I am tried load 6 videos(2048x2048 192MB 11seconds per video) with the same way of CUDA sample cudaDecodeGL.
Every parameter of CUDA I set was the same of this sample. Finally, I just got 30 fps by Fraps(I played the 6 videos synchronized).
It is too low… If I should change some parameters or flags of this sample.
I really don’t know the decoder and parser how to do work because I just set the video file path to the video source object, and then use the parser and decoder to decode video…I want to know when I load 6 videos, and there is 6 videoSource objecs, 6 videoDecoder and videoParser、videoFrameQueue objects, is it paralleling?


Can you let us know the pure decoding speed? Please switch off display from the application during doing the measurement.
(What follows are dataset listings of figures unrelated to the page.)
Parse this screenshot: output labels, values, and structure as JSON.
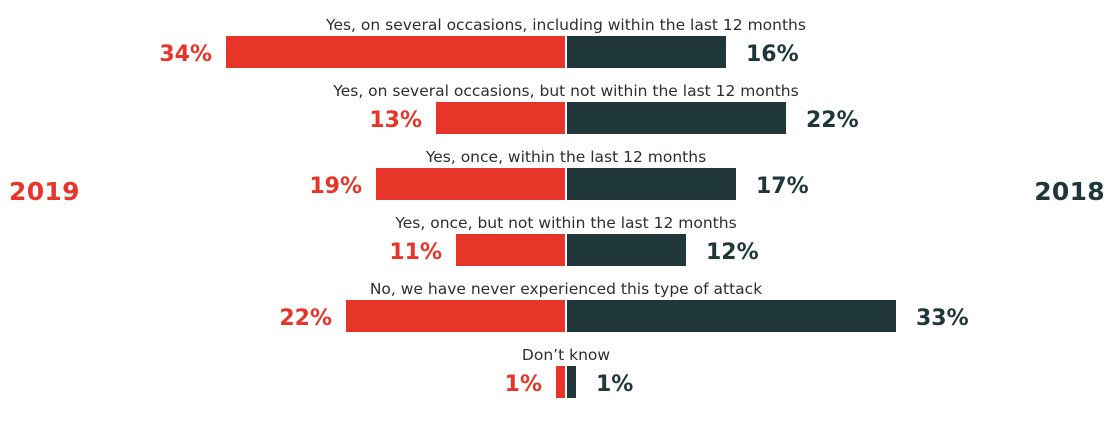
{
  "chart_data": {
    "type": "bar",
    "orientation": "diverging-horizontal",
    "categories": [
      "Yes, on several occasions, including within the last 12 months",
      "Yes, on several occasions, but not within the last 12 months",
      "Yes, once, within the last 12 months",
      "Yes, once, but not within the last 12 months",
      "No, we have never experienced this type of attack",
      "Don’t know"
    ],
    "series": [
      {
        "name": "2019",
        "side": "left",
        "color": "#e8352a",
        "values": [
          34,
          13,
          19,
          11,
          22,
          1
        ],
        "labels": [
          "34%",
          "13%",
          "19%",
          "11%",
          "22%",
          "1%"
        ]
      },
      {
        "name": "2018",
        "side": "right",
        "color": "#1f3739",
        "values": [
          16,
          22,
          17,
          12,
          33,
          1
        ],
        "labels": [
          "16%",
          "22%",
          "17%",
          "12%",
          "33%",
          "1%"
        ]
      }
    ],
    "unit": "%",
    "xlim": [
      0,
      34
    ],
    "grid": false,
    "legend": "left and right sides"
  }
}
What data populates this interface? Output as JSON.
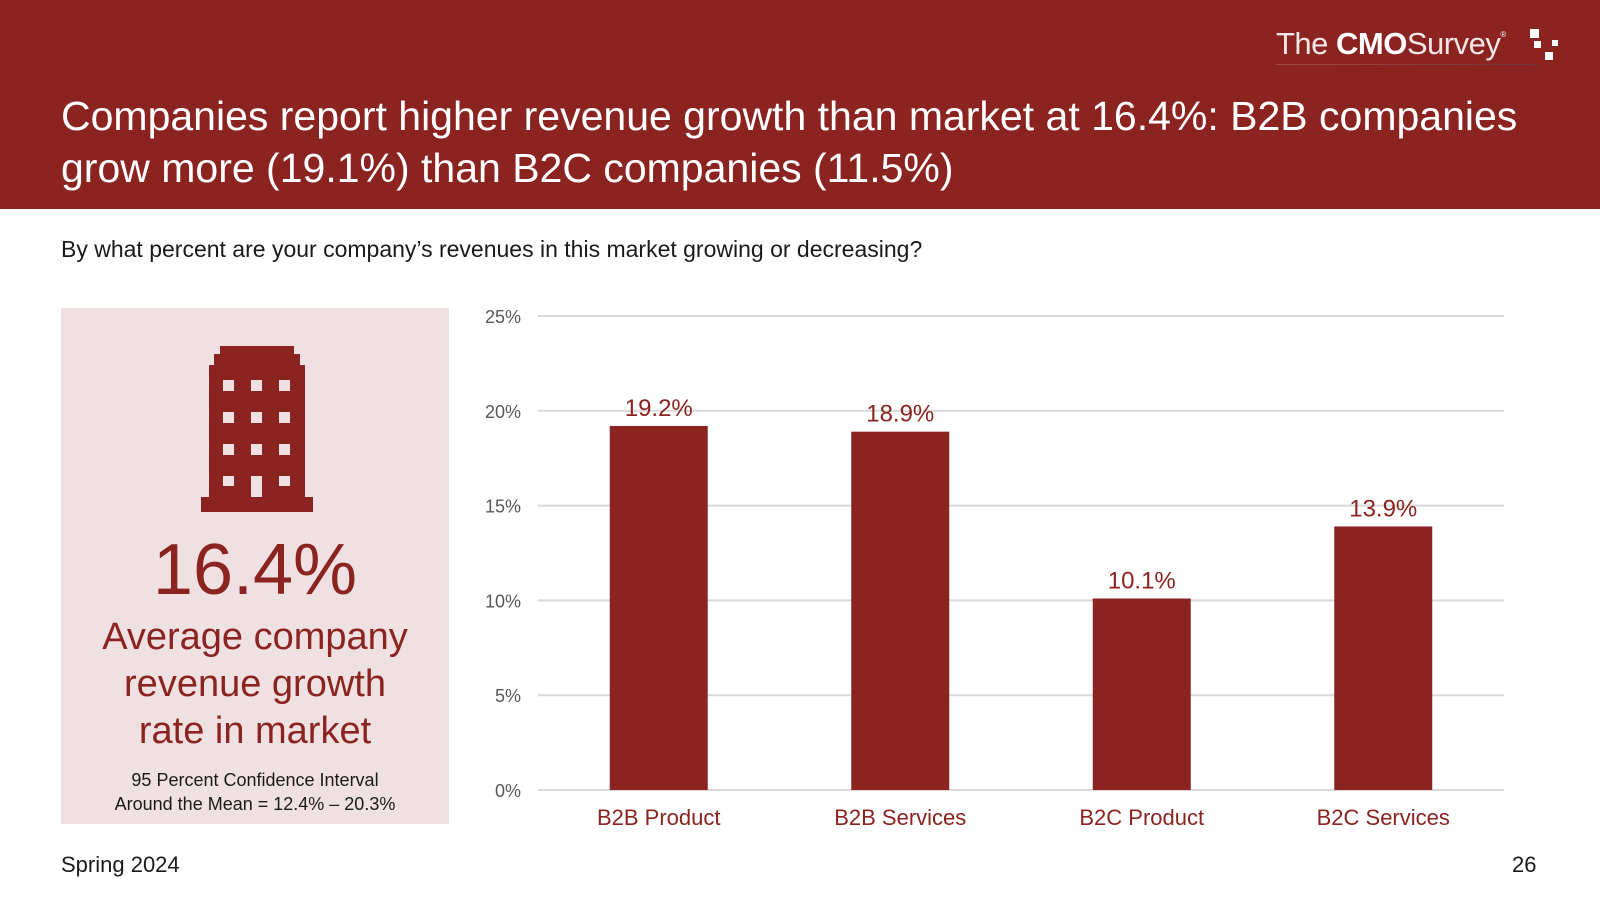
{
  "header": {
    "logo": {
      "the": "The",
      "cmo": "CMO",
      "survey": "Survey",
      "reg": "®"
    },
    "title": "Companies report higher revenue growth than market at 16.4%:  B2B companies grow more (19.1%) than B2C companies (11.5%)"
  },
  "question": "By what percent are your company’s revenues in this market growing or decreasing?",
  "panel": {
    "icon": "building-icon",
    "value": "16.4%",
    "label_prefix": "Average ",
    "label_bold": "company",
    "label_line2": "revenue growth",
    "label_line3": "rate in market",
    "ci_line1": "95 Percent Confidence Interval",
    "ci_line2": "Around the Mean = 12.4% – 20.3%"
  },
  "colors": {
    "brand": "#8b2320",
    "panel": "#efe1e1",
    "grid": "#d9d9d9",
    "axis_text": "#595959"
  },
  "chart_data": {
    "type": "bar",
    "title": "",
    "xlabel": "",
    "ylabel": "",
    "categories": [
      "B2B Product",
      "B2B Services",
      "B2C Product",
      "B2C Services"
    ],
    "values": [
      19.2,
      18.9,
      10.1,
      13.9
    ],
    "data_labels": [
      "19.2%",
      "18.9%",
      "10.1%",
      "13.9%"
    ],
    "ylim": [
      0,
      25
    ],
    "yticks": [
      0,
      5,
      10,
      15,
      20,
      25
    ],
    "ytick_labels": [
      "0%",
      "5%",
      "10%",
      "15%",
      "20%",
      "25%"
    ],
    "grid": true,
    "legend": "none"
  },
  "footer": {
    "date": "Spring 2024",
    "page": "26"
  }
}
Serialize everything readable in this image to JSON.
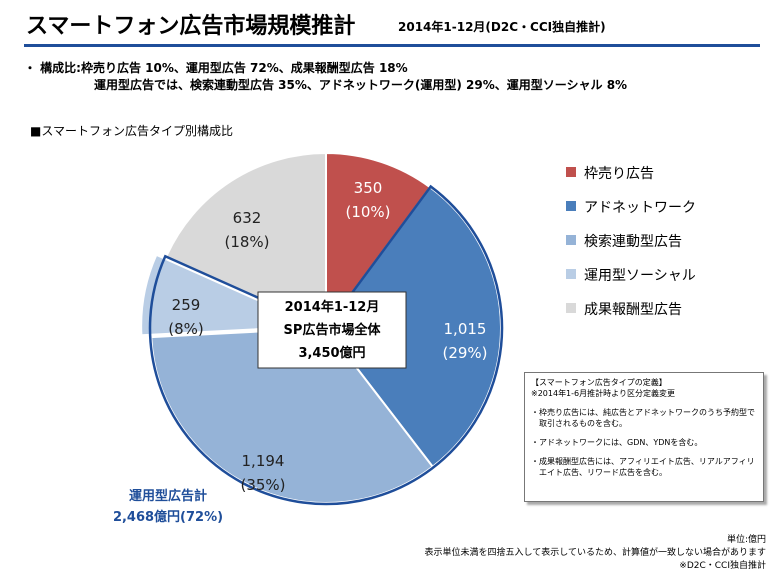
{
  "header": {
    "title": "スマートフォン広告市場規模推計",
    "subtitle": "2014年1-12月(D2C・CCI独自推計)"
  },
  "summary": {
    "line1": "・ 構成比:枠売り広告 10%、運用型広告 72%、成果報酬型広告 18%",
    "line2": "運用型広告では、検索連動型広告 35%、アドネットワーク(運用型) 29%、運用型ソーシャル 8%"
  },
  "chart_title": "■スマートフォン広告タイプ別構成比",
  "colors": {
    "title_line": "#1f4e9a",
    "slice_frame": "#c0504d",
    "slice_adnetwork": "#4a7ebb",
    "slice_search": "#95b3d7",
    "slice_social": "#b9cde5",
    "slice_affiliate": "#d9d9d9",
    "operated_label": "#1f4e9a"
  },
  "chart_data": {
    "type": "pie",
    "unit": "億円",
    "slices": [
      {
        "label": "枠売り広告",
        "value": 350,
        "value_label": "350",
        "pct_label": "(10%)",
        "color": "#c0504d"
      },
      {
        "label": "アドネットワーク",
        "value": 1015,
        "value_label": "1,015",
        "pct_label": "(29%)",
        "color": "#4a7ebb"
      },
      {
        "label": "検索連動型広告",
        "value": 1194,
        "value_label": "1,194",
        "pct_label": "(35%)",
        "color": "#95b3d7"
      },
      {
        "label": "運用型ソーシャル",
        "value": 259,
        "value_label": "259",
        "pct_label": "(8%)",
        "color": "#b9cde5"
      },
      {
        "label": "成果報酬型広告",
        "value": 632,
        "value_label": "632",
        "pct_label": "(18%)",
        "color": "#d9d9d9"
      }
    ],
    "center_box": {
      "line1": "2014年1-12月",
      "line2": "SP広告市場全体",
      "line3": "3,450億円"
    },
    "group_annotation": {
      "line1": "運用型広告計",
      "line2": "2,468億円(72%)"
    },
    "legend_position": "right"
  },
  "definition_box": {
    "heading": "【スマートフォン広告タイプの定義】",
    "note": "※2014年1-6月推計時より区分定義変更",
    "item1": "・枠売り広告には、純広告とアドネットワークのうち予約型で取引されるものを含む。",
    "item2": "・アドネットワークには、GDN、YDNを含む。",
    "item3": "・成果報酬型広告には、アフィリエイト広告、リアルアフィリエイト広告、リワード広告を含む。"
  },
  "footer": {
    "unit": "単位:億円",
    "rounding_note": "表示単位未満を四捨五入して表示しているため、計算値が一致しない場合があります",
    "source": "※D2C・CCI独自推計"
  }
}
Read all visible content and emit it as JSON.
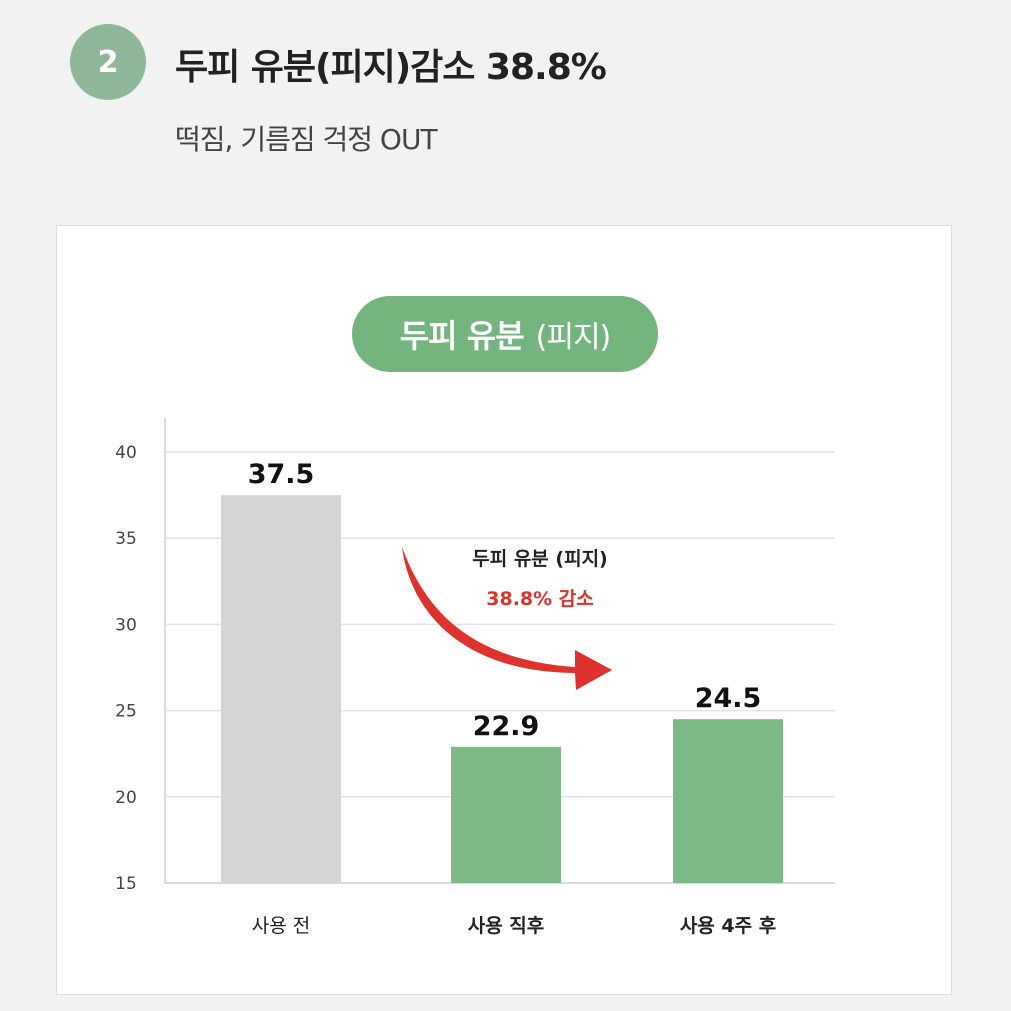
{
  "header": {
    "step_number": "2",
    "title": "두피 유분(피지)감소 38.8%",
    "subtitle": "떡짐, 기름짐 걱정 OUT"
  },
  "chart_card": {
    "pill_strong": "두피 유분",
    "pill_light": "(피지)"
  },
  "annotation": {
    "line1": "두피 유분 (피지)",
    "line2": "38.8% 감소"
  },
  "colors": {
    "badge": "#8fb89b",
    "pill": "#74b47f",
    "bar_before": "#d5d5d5",
    "bar_after": "#7cb987",
    "arrow": "#e0322d",
    "annotation_red": "#e0322d"
  },
  "chart_data": {
    "type": "bar",
    "title": "두피 유분 (피지)",
    "categories": [
      "사용 전",
      "사용 직후",
      "사용 4주 후"
    ],
    "values": [
      37.5,
      22.9,
      24.5
    ],
    "value_labels": [
      "37.5",
      "22.9",
      "24.5"
    ],
    "bar_colors": [
      "#d5d5d5",
      "#7cb987",
      "#7cb987"
    ],
    "category_bold": [
      false,
      true,
      true
    ],
    "ylim": [
      15,
      40
    ],
    "yticks": [
      15,
      20,
      25,
      30,
      35,
      40
    ],
    "grid": true,
    "xlabel": "",
    "ylabel": ""
  }
}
You can also refer to …\Samples\AppDecode\AppDecMultiInput in SDK8.1 for programming multiple instance decoding. When running multiple decoding instances all the individual instances ideally should run in parallel.

Ryan Park

Ok…Thank for your reply.

There is a new question below:
I have ran the sample AppDecGL, and I want to use Nsight to analysis the program. But when I choose the OpenGL in Trace Settings, the Nsight will do not active, and the original sample program will break.

How do I can fix it?

I have solve the problem by update the glew and glut lib, but only win32…
The x64 version can not active Nsight still…

And is there a question that cuda can support win32 of the AppDecGL sample?